Goldman Sachs chief economist Jan Hatzius commanded CNBC on Friday the U.S. labor market still has a ways to go before it has fully overcome the damage from the coronavirus pandemic, sustaining additional assistance from Washington.

Hatzius made the comments in an interview on “Squawk on the Street,” following the release of the better-than-expected February problems report. Nonfarm payrolls rose by 379,000 in the month, compared with expectations of 210,000 new jobs. The unemployment bawl out dropped to 6.2% from 6.3%.

“Overall, I would definitely say this was a pretty solid report but … the economy and the labor bazaar are still far away from where they ultimately need to be,” Hatzius said.

That’s why both fiscal and pecuniary policymakers should continue to provide support to the economy, he added.

The U.S. Senate is currently negotiating a $1.9 trillion Covid stimulus invoice, with Democrats in the upper chamber hoping to pass the legislation by this weekend. Some Republicans and economists have on the agenda c trick worried the stimulus proposal is too large, given how far the economy has already recovered, and could unleash problematic inflationary exigencies.
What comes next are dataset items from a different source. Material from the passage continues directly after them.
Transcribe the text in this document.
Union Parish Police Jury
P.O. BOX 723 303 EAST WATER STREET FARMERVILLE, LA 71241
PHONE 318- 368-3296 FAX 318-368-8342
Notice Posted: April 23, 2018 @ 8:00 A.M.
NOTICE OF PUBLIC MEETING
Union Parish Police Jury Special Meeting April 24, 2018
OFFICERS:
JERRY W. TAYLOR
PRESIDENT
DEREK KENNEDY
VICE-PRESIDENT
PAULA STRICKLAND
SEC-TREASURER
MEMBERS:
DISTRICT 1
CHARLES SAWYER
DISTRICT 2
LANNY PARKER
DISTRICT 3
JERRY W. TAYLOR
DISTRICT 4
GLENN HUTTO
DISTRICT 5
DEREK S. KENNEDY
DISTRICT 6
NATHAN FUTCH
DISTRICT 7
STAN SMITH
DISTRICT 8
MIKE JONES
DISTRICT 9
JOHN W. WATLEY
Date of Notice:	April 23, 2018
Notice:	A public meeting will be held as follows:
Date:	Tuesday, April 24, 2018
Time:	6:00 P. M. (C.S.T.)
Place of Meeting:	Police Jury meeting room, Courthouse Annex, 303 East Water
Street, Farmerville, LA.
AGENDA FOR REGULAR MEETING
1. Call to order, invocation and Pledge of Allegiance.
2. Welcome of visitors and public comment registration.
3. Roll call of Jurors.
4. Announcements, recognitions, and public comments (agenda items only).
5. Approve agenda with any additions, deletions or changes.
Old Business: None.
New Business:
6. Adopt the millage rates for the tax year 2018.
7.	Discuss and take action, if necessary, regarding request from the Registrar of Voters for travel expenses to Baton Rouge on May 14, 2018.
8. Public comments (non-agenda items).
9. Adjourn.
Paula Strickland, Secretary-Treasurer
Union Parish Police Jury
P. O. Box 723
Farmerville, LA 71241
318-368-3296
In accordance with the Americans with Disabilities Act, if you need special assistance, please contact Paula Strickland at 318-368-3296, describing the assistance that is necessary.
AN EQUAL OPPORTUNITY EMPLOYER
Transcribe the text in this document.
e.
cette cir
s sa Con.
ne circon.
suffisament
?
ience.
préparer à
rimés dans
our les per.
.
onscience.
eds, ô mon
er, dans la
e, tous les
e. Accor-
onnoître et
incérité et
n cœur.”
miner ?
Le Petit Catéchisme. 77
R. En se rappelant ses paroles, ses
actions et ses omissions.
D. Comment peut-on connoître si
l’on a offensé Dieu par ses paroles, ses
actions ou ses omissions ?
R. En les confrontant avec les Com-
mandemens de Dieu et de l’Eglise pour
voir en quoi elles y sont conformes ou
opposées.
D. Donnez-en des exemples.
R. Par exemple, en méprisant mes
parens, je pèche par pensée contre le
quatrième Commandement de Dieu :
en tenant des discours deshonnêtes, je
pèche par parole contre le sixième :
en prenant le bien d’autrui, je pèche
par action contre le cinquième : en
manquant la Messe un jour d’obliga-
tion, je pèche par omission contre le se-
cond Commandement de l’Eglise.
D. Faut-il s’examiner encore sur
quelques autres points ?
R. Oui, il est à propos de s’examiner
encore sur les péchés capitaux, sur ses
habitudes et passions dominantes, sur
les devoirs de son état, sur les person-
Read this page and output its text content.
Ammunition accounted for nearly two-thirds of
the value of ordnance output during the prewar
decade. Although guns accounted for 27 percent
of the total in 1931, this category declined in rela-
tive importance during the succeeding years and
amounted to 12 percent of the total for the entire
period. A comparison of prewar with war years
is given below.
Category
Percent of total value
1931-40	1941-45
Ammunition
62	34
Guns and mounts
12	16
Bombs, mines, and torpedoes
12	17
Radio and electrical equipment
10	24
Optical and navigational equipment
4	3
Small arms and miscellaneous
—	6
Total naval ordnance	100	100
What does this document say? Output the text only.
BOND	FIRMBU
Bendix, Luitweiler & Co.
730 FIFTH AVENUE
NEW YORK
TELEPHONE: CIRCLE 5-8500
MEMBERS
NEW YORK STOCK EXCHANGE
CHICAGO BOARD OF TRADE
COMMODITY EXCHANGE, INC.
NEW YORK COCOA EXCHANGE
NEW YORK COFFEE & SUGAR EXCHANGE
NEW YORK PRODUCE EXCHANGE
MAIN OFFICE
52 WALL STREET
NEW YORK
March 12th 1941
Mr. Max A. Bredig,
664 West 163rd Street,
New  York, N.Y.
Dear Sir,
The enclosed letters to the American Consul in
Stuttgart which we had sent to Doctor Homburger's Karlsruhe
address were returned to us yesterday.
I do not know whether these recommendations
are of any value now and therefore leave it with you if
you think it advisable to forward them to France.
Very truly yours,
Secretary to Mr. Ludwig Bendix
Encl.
The risk of permanent scarring to the U.S. economy remains, Hatzius said, even if so far the evidence pointing to lasting workforce bill is “more encouraging than a lot of us would have expected, say, last summer.”

“I don’t think we can take that for granted,” Hatzius stressed. “I ponder that’s why expansionary monetary and fiscal policy is the right call here because you want to minimize the time it voices before you get to something more normal.”

The U.S. unemployment rate was 3.5% in February 2020, before the Covid pandemic strengthened and led to forced business closures and other restrictions meant to slow the spread of the virus. It peaked at nearly 15% in April. While the curtness has improved since its spring nadir, about 8.5 million fewer Americans were employed in February compared with the late year.

Goldman Sachs is forecasting U.S. GDP to rise by a robust 6.8% this year, and Hatzius said he expects the unemployment amount to be “pretty close” to 4% by year-end. “But I also think that the unemployment rate doesn’t tell the full report,” Hatzius said.

“Labor force participation continues to be quite low and it will take some time before we force pulled the people back into the workforce, so I do think it’s going to stretch well beyond the end of the year to completely unbolt all of this,” he added.